Date Published: 21 August 2008
Ambulance trust has made improvements since tragic death, finds healthcare watchdog
Great Western Ambulance Service NHS Trust has made improvements to services following a tragic death, the Healthcare Commission said today (Thursday).
The Commission’s intervention follows concerns about an incident in May 2007, which ended in the death of a woman who was involved in a road traffic accident. The ambulance took 42 minutes to attend the scene at Cirencester in Gloucestershire – 34 minutes over the national target of eight minutes for attending an accident of this kind.
The Commission had also been aware of concerns that the trust had not been meeting national targets on emergency response times.
The Commission reviewed both the management arrangements that were in place at the time of the accident and subsequent changes made by the trust.
The review assessed the systems for dispatching ambulances and the planning and use of resources, including ensuring sufficient staff and equipment are in place to provide safe services to patients.
In its findings, the Commission says the trust has responded to concerns and made improvements to its service. It says changes such as the introduction of a new ambulance dispatch system, a centralised control room system and a review of its vehicle fleet have contributed to reducing the risk of this incident recurring. However, it also makes five further recommendations to continue progress and these have been accepted by the trust.
The review identified factors impeding a rapid response to emergency calls. These included systems for handling emergency calls, systems for monitoring the location of ambulances, prioritisation of incidents, upkeep of vehicles, staff sickness levels and delays in patient handover times at hospitals.
The Commission highlights that since the incident, the trust has improved its dispatch systems by:
* Merging three call handling systems into one central system based in Bristol.
This has had a notable positive impact on response times.
* Implementing a computer-aided dispatch (CAD) system, allowing the position of all vehicles across the trust to be seen at any time so the nearest appropriate vehicle can be dispatched.
* The introduction of ‘Drive Zones’ whereby vehicles have an identified geographical patch to work within, enabling a more efficient response.
* Conducting a review of its air support. In addition to helicopters based in Gloucestershire and Wiltshire, the trust now has a dedicated air ambulance based at Filton near Bristol, manned by a critical care team of doctors and paramedics.
* The introduction of a new automated dispatch system from September. This should enable vehicles to be dispatched before the phone call is finished and improve the trust’s response times even further.
Great Western Ambulance Service was formed in April 2006 by the merger of three county trusts, Avon, Gloucestershire and Wiltshire. The review notes that the new trust faced considerable challenges aligning policies and co-ordinating staff and equipment. To improve planning and use of resources the trust has:
* Reviewed policies to ensure that all dispatchers across the three sectors
were following the same policies and protocols, for example when redirecting
emergency vehicles to higher priority cases and sending back-up vehicles.
* Implemented a new staff sickness policy. At the beginning of 2007/08, sickness rates were at nearly 8% across the trust. After a new policy was introduced, rates reduced to less than 6% in the last two months. The trust is aiming to get the rate down to at most 5% by September 2008.

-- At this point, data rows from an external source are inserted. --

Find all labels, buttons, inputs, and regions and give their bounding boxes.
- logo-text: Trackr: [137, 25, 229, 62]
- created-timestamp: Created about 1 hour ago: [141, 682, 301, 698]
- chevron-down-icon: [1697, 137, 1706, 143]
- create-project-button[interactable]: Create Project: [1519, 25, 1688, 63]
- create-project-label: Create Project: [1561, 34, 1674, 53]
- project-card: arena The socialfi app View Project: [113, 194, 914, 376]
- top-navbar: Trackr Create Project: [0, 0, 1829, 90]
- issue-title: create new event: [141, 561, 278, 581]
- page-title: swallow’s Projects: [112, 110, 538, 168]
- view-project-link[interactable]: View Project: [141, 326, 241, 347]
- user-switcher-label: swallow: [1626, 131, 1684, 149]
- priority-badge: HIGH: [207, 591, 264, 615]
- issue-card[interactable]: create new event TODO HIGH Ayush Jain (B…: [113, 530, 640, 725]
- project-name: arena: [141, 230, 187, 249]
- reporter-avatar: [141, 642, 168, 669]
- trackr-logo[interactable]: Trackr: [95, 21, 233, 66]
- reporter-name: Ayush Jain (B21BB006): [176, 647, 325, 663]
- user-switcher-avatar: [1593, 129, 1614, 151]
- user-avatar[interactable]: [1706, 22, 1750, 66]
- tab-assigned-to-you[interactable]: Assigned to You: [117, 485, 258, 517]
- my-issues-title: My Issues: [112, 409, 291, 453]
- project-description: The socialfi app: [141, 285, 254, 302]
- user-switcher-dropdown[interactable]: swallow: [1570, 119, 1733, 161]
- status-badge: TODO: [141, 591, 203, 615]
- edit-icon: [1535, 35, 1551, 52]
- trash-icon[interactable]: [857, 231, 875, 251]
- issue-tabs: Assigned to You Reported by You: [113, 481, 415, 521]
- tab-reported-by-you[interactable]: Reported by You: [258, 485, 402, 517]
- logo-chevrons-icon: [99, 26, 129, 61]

* Developed a fleet replacement plan in line with an operational review of ambulance vehicles by the trust. This was started in 2006 and still continues. It is expected that all existing stock will have been replaced by 2015.
The Commission urges the trust to continue driving down response times. Currently the trust is responding to immediately life threatening incidents within eight minutes for 72.2% of such calls. The national target is to accomplish this for 75% of calls of this nature.
Nigel Ellis, the Commission’s Head of Investigations, said:
“The incident that triggered this intervention is a real tragedy. It follows that the trust should continue to do everything possible to ensure it does not happen again.
We are satisfied that lessons have been learned and the trust is addressing the main concerns by making changes to its systems to reduce the risk of an incident like this being repeated. The new computer-aided dispatch system, staff sickness procedure and overhaul of the vehicle fleet have all contributed to the improvement of the service.
It may be too early to see the full impact of some of the improvements that have been made, but the trust must maintain pressure to further drive down their response times.”
The Commission has recommended that the trust should now ensure that there is a clear system for investigating all incidents, learning lessons when appropriate and monitoring any changes in practice which result.
It also recommended that the trust sets up a programme of regular workshops and team meetings which are open to control room and operational staff across the organisation to discuss performance issues and any lessons which can be learned.
The trust should implement a proposed new control room structure as soon as possible to provide clarity for staff about line management, roles and operational issues.
The Healthcare Commission will re-visit the trust in six months to check progress against these recommendations.